If the plan is city wide, to quote one of our senior planners, "this would devastate the north side" which is the heavily suburbanized post 1950s portion of the city." I admit that it would devastate the current building methods, but implemented correctly, an eased transition may be possible. The old part of town will benefit tremendously. The city has already taken steps to make the smart code fit by eliminating parking requirements in the downtown and adjacent areas.
 

michaelskis

Cyburbian
Messages
20,176
Points
51
I can relate to the post 50’s style development and the crazy abundance of ranch homes. I love the idea of smart growth, and it seems like every few weeks the Governor is pushing for more smart growth, but how can it be implemented into a city that has never done much in the way of smart growth. Portage has a very Suburban feel to it, right down to platted developments with pretty signs at the entrances. We have no mixed use, no downtown, and no zero front setback development. I think that with the exception of the new bike paths, we are almost opposite of smart growth. How would it be possible for something to happen, to incorporate these ideas into development?
 

GeoTech

Cyburbian
Messages
32
Points
2
I have a problem with applying a generic code to any specific place. It defeats the purpose of planning to begin with. It's my opinion that, in order for communities to keep their identity they have to do the hard work of adopting a comp plan and work through implementation. In outlying suburban areas, you cannot ignore conservation planning and farmland protection issues. Yet there may be some traditional neighborhood areas that the municipality can grow from.

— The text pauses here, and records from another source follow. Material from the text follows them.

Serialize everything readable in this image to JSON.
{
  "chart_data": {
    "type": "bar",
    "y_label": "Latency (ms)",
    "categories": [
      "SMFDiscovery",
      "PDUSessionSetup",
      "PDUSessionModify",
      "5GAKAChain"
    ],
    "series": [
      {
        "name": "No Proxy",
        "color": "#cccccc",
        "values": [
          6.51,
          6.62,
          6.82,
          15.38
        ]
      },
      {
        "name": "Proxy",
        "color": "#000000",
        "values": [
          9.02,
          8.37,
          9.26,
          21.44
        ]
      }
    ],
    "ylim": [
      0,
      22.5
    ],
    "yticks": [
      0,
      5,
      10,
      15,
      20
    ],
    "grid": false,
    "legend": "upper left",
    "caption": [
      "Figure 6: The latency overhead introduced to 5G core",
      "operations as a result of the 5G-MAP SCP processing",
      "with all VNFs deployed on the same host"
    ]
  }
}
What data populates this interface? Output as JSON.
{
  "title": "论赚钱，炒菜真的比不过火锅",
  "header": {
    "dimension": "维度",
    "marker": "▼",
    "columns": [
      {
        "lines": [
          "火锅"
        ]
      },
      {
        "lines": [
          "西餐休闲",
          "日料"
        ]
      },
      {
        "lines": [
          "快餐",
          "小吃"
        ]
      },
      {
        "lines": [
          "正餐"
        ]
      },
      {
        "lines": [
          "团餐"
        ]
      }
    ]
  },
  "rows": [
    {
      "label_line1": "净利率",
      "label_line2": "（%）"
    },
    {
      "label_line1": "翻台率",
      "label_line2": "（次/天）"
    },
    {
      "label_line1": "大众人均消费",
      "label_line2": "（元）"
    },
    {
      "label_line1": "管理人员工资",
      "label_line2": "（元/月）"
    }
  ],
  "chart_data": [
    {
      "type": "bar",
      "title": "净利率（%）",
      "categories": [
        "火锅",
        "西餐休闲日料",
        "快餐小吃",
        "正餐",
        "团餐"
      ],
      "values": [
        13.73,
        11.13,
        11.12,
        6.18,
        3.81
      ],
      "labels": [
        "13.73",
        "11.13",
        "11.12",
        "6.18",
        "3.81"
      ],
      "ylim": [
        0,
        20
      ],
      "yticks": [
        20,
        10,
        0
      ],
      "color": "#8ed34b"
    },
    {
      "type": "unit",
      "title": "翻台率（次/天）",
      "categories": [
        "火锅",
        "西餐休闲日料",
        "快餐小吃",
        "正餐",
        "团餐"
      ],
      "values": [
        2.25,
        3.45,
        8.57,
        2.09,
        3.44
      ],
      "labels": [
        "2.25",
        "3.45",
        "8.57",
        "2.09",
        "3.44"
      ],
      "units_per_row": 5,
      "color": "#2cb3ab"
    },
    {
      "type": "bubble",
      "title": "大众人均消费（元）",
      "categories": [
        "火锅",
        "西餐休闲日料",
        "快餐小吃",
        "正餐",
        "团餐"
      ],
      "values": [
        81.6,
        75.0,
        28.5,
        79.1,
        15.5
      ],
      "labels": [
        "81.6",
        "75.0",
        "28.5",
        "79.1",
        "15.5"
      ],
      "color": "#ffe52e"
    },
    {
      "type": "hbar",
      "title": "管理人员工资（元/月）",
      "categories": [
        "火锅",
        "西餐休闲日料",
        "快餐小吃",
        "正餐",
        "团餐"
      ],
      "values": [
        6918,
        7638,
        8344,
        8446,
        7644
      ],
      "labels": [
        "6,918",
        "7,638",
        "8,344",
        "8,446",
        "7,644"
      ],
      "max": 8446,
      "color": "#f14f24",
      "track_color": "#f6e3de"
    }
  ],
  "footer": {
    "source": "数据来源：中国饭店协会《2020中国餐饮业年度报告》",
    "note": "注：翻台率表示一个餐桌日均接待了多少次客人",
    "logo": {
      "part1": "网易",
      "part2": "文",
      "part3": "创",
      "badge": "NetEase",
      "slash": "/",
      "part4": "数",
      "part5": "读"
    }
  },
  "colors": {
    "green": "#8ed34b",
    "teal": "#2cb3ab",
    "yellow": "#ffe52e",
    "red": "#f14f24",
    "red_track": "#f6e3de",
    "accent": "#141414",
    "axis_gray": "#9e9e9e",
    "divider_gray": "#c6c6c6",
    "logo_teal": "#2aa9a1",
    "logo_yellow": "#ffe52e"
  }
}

Force the Planning Board Memebrs/Local Legislators to think through the issues. This is not easy, but that's why they are paying us, isn't it???
 

boiker

Cyburbian
Messages
3,889
Points
26
geo-

that was exactly my discussion with two senior planners today. Of course the theory of the code is good. But it is not code tailored to fit my community. We're planning department modeling session where we examine the effects of the smart code and what it means to the "neighborhood pedestrian sheds." Also, we are going to highly encourage the council to rethink their plans to use this code over the whole community. This will devastate the post 1950 suburban portion of the city.

The smart code address form, architecture, and street widths. But it does not address economics, schools, crime, etc.

The struggle we have now is, if the code is implemented in a realtivley dense portion of town, that is poor, has high crime, poor schools. What is it going to do?

Our comp plan does a wonderful job of outlining the old urban neighborhood centers and commercial corridors, however, our current zoning requires suburban design features, not urban.